Angular Acceleration of A rod with friction. Dynamics (General Plane)

[viperking]

Homework Statement

A 100 kg slender rod is lifted on the left end until the angle between the ground and the right end is 30 degrees. The right end is still in contact with the ground. The coefficient of friction between the rod and the ground is .5 and the length of the rod is 2.1 m.

Homework Equations

∑fx=m(ag)x
∑fy=m(ag)y
∑M_g=I_g∂
F_f=.5Fn

The Attempt at a Solution

I summed the forces in the x direction and got -F_f=m(ag)x
In the y direction I got -981+F_n=m(ag)y but i think the y acceleration of the center of gravity may be zero because of the fact that the bar can't translate up or down due to the contact with the ground.
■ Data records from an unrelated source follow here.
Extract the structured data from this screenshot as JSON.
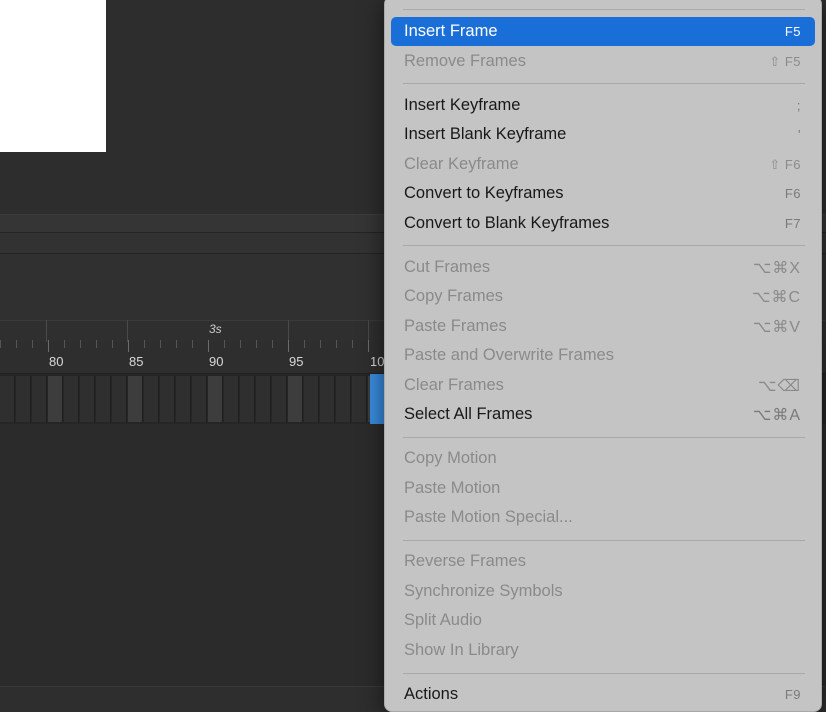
{
  "timeline": {
    "seconds_marker": "3s",
    "frame_numbers": [
      "80",
      "85",
      "90",
      "95",
      "10"
    ]
  },
  "menu": {
    "items": [
      {
        "label": "Insert Frame",
        "shortcut": "F5",
        "enabled": true,
        "highlighted": true
      },
      {
        "label": "Remove Frames",
        "shortcut": "⇧ F5",
        "enabled": false
      },
      {
        "label": "Insert Keyframe",
        "shortcut": ";",
        "enabled": true
      },
      {
        "label": "Insert Blank Keyframe",
        "shortcut": "'",
        "enabled": true
      },
      {
        "label": "Clear Keyframe",
        "shortcut": "⇧ F6",
        "enabled": false
      },
      {
        "label": "Convert to Keyframes",
        "shortcut": "F6",
        "enabled": true
      },
      {
        "label": "Convert to Blank Keyframes",
        "shortcut": "F7",
        "enabled": true
      },
      {
        "label": "Cut Frames",
        "shortcut": "⌥⌘X",
        "enabled": false
      },
      {
        "label": "Copy Frames",
        "shortcut": "⌥⌘C",
        "enabled": false
      },
      {
        "label": "Paste Frames",
        "shortcut": "⌥⌘V",
        "enabled": false
      },
      {
        "label": "Paste and Overwrite Frames",
        "shortcut": "",
        "enabled": false
      },
      {
        "label": "Clear Frames",
        "shortcut": "⌥⌫",
        "enabled": false
      },
      {
        "label": "Select All Frames",
        "shortcut": "⌥⌘A",
        "enabled": true
      },
      {
        "label": "Copy Motion",
        "shortcut": "",
        "enabled": false
      },
      {
        "label": "Paste Motion",
        "shortcut": "",
        "enabled": false
      },
      {
        "label": "Paste Motion Special...",
        "shortcut": "",
        "enabled": false
      },
      {
        "label": "Reverse Frames",
        "shortcut": "",
        "enabled": false
      },
      {
        "label": "Synchronize Symbols",
        "shortcut": "",
        "enabled": false
      },
      {
        "label": "Split Audio",
        "shortcut": "",
        "enabled": false
      },
      {
        "label": "Show In Library",
        "shortcut": "",
        "enabled": false
      },
      {
        "label": "Actions",
        "shortcut": "F9",
        "enabled": true
      }
    ]
  },
  "colors": {
    "highlight": "#1a6ed8",
    "menu_bg": "#c4c4c4",
    "playhead": "#3a8ce0"
  }
}
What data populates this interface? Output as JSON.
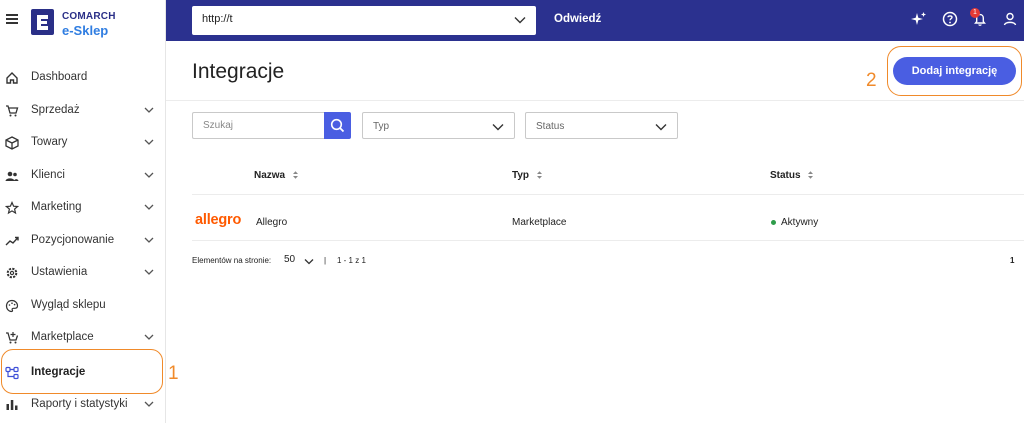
{
  "logo": {
    "line1": "COMARCH",
    "line2": "e-Sklep",
    "brand_color": "#2a2f87",
    "accent_color": "#2f7de1"
  },
  "sidebar": {
    "items": [
      {
        "label": "Dashboard",
        "icon": "home-icon",
        "expandable": false
      },
      {
        "label": "Sprzedaż",
        "icon": "cart-icon",
        "expandable": true
      },
      {
        "label": "Towary",
        "icon": "box-icon",
        "expandable": true
      },
      {
        "label": "Klienci",
        "icon": "users-icon",
        "expandable": true
      },
      {
        "label": "Marketing",
        "icon": "star-icon",
        "expandable": true
      },
      {
        "label": "Pozycjonowanie",
        "icon": "trend-icon",
        "expandable": true
      },
      {
        "label": "Ustawienia",
        "icon": "gear-icon",
        "expandable": true
      },
      {
        "label": "Wygląd sklepu",
        "icon": "palette-icon",
        "expandable": false
      },
      {
        "label": "Marketplace",
        "icon": "cart-plus-icon",
        "expandable": true
      },
      {
        "label": "Integracje",
        "icon": "integrations-icon",
        "expandable": false,
        "active": true
      },
      {
        "label": "Raporty i statystyki",
        "icon": "bar-chart-icon",
        "expandable": true
      }
    ]
  },
  "topbar": {
    "url_value": "http://t",
    "visit_label": "Odwiedź",
    "notifications_count": "1",
    "icons": [
      "sparkle-icon",
      "help-icon",
      "bell-icon",
      "user-icon"
    ],
    "bg_color": "#2b318f"
  },
  "main": {
    "title": "Integracje",
    "add_button_label": "Dodaj integrację",
    "search_placeholder": "Szukaj",
    "filter_type_placeholder": "Typ",
    "filter_status_placeholder": "Status",
    "columns": [
      "Nazwa",
      "Typ",
      "Status"
    ],
    "rows": [
      {
        "logo_text": "allegro",
        "name": "Allegro",
        "type": "Marketplace",
        "status": "Aktywny",
        "status_color": "#2e9c4a"
      }
    ],
    "pagination": {
      "per_page_label": "Elementów na stronie:",
      "per_page_value": "50",
      "separator": "|",
      "range": "1 - 1 z 1",
      "current_page": "1"
    },
    "accent_color": "#4a5ee2"
  },
  "annotations": {
    "sidebar_marker": "1",
    "button_marker": "2",
    "color": "#f08a2a"
  }
}
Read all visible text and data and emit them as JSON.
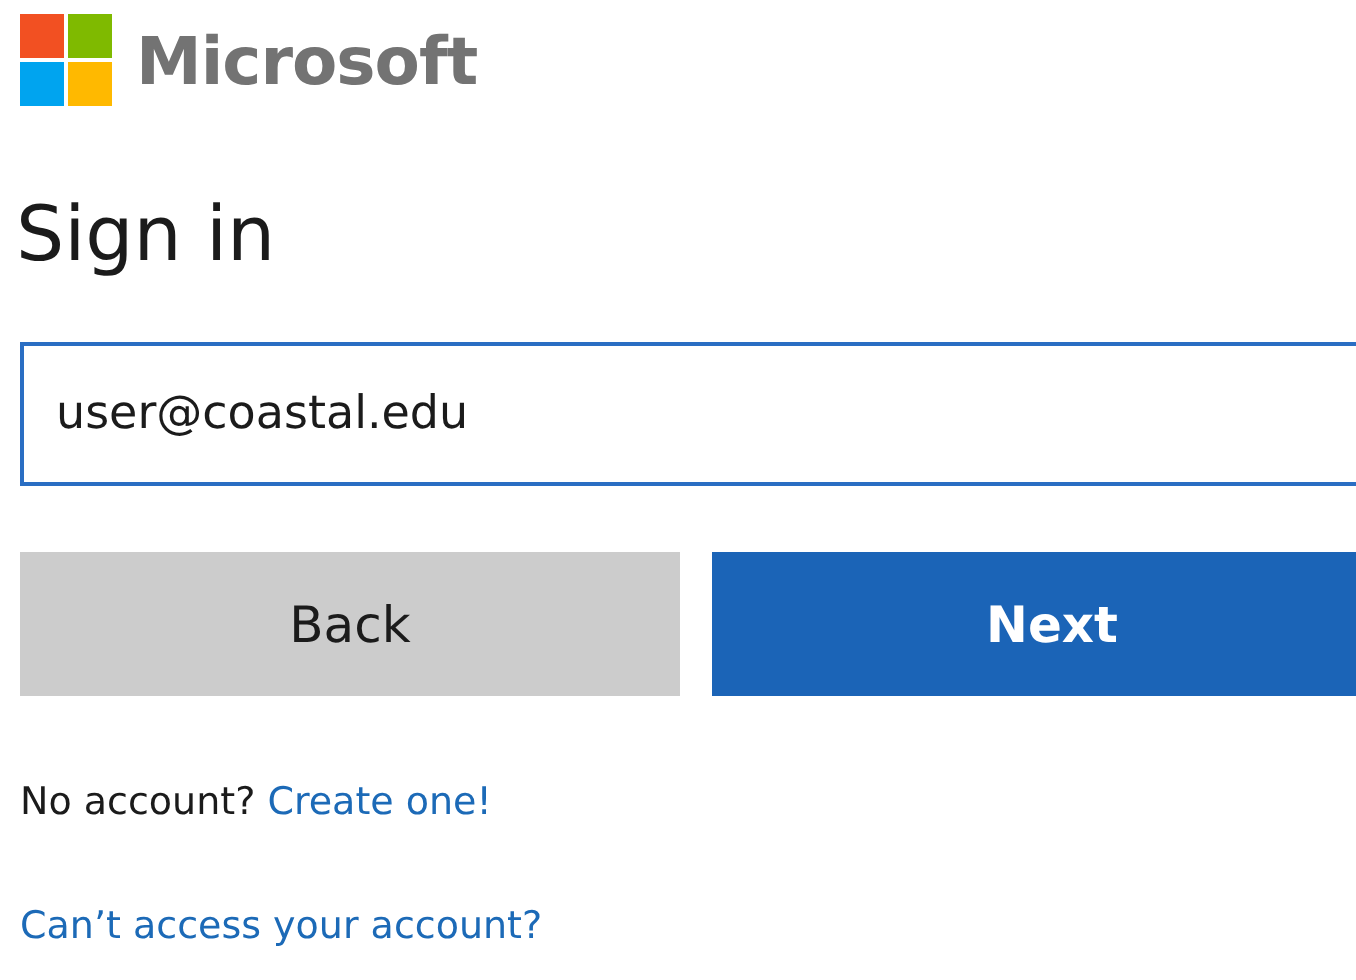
{
  "brand": {
    "name": "Microsoft"
  },
  "title": "Sign in",
  "email_field": {
    "value": "user@coastal.edu"
  },
  "buttons": [
    {
      "label": "Back",
      "kind": "secondary"
    },
    {
      "label": "Next",
      "kind": "primary"
    }
  ],
  "no_account": {
    "text": "No account?",
    "link": "Create one!"
  },
  "access_link": "Can’t access your account?"
}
It can only rotate or slip horizontally on the ground. Finally i summed the moments about the center of gravity and got that fn(1.05cos(30))+Ff(1.05sin(30))=36.75∂

I got a final answer of 17.26 rad/s^2 counter clockwise, but i don't think it is correct. Any suggestions?

 

[paisiello2]

What is the actual question?

 

[viperking]

What is the actual question?

Find the angular acceleration at the instant it is released. So the angle is 30 degrees

 

[paisiello2]

The center of mass will accelerate in the y-direction as well as the x-direction.

 

[rezeew]

I would suggest double checking your calculations and assumptions. It is important to consider all forces acting on the rod, including the normal force and the force of friction. Additionally, the angle of the rod and the coefficient of friction may also affect the calculations. It may also be helpful to draw a free body diagram to visually understand the forces at play. If you are still unsure, I would recommend consulting with a colleague or using a physics simulation program to verify your answer.